Follow-up CE-MRI scans obtained at 3 months (A) and 4 months (B) after completion of therapy and the negative 18F-FDG scan. Compared with the CE-MRI obtained at 1 month after RT, the intensity and size of the CE region is observed to decrease and stabilize, and the patient remained in remission. The potential for pseudoprogression limits the use of CE-MRI for early-therapy response assessment in high-grade brain tumors.7,8 Current recommendations aimed at reducing the risk of misdiagnosis due to pseudoprogression include delaying diagnosis of progression for 12 weeks after completion of RT in regions showing CE on MRI,2,9 a significant shortcoming in the management of high-grade gliomas.10,11 Currently, 18F-FDG PET is not a standard-of-care method for evaluating therapeutic response in high-grade gliomas.

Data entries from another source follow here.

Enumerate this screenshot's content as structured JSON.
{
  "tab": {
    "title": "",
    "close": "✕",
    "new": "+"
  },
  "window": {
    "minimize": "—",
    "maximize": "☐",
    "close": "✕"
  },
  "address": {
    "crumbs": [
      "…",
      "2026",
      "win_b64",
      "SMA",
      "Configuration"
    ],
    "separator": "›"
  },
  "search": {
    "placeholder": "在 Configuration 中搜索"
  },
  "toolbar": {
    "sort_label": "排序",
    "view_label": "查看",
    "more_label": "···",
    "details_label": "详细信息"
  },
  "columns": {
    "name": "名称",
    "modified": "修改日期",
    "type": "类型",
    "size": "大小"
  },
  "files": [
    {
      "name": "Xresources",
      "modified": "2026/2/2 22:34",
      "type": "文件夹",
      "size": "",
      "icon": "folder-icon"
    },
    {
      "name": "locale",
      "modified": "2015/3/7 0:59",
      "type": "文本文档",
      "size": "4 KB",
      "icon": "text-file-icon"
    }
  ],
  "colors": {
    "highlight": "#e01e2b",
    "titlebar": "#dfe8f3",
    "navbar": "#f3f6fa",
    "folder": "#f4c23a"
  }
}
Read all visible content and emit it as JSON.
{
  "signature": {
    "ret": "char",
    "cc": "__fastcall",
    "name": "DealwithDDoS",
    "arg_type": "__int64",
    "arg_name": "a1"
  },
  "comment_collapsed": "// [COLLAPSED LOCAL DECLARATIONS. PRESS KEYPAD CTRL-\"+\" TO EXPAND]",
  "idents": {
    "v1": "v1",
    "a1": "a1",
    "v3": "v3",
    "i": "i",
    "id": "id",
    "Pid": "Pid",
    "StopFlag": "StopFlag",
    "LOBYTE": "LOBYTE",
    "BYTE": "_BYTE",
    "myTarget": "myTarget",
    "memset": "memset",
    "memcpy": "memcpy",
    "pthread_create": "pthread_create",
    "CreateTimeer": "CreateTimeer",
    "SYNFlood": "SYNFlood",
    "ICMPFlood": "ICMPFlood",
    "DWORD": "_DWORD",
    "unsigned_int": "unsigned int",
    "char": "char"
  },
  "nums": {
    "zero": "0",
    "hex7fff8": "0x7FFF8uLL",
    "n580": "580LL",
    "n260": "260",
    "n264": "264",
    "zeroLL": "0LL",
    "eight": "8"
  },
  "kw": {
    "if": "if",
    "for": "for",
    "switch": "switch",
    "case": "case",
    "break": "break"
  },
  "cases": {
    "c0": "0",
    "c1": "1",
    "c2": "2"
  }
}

However, as emphasized by this case, 18F-FDG PET may allow for timely discrimination of pseudoprogression from true progression.

Acknowledgments

Conflicts of interest and sources of funding: This work was supported by the US National Institutes of Health research grant U01 CA140230 and UPCI shared resources award P30CA047904.

Footnotes

Institution where work was performed: Department of Radiology, University of Pittsburgh, Pittsburgh, PA.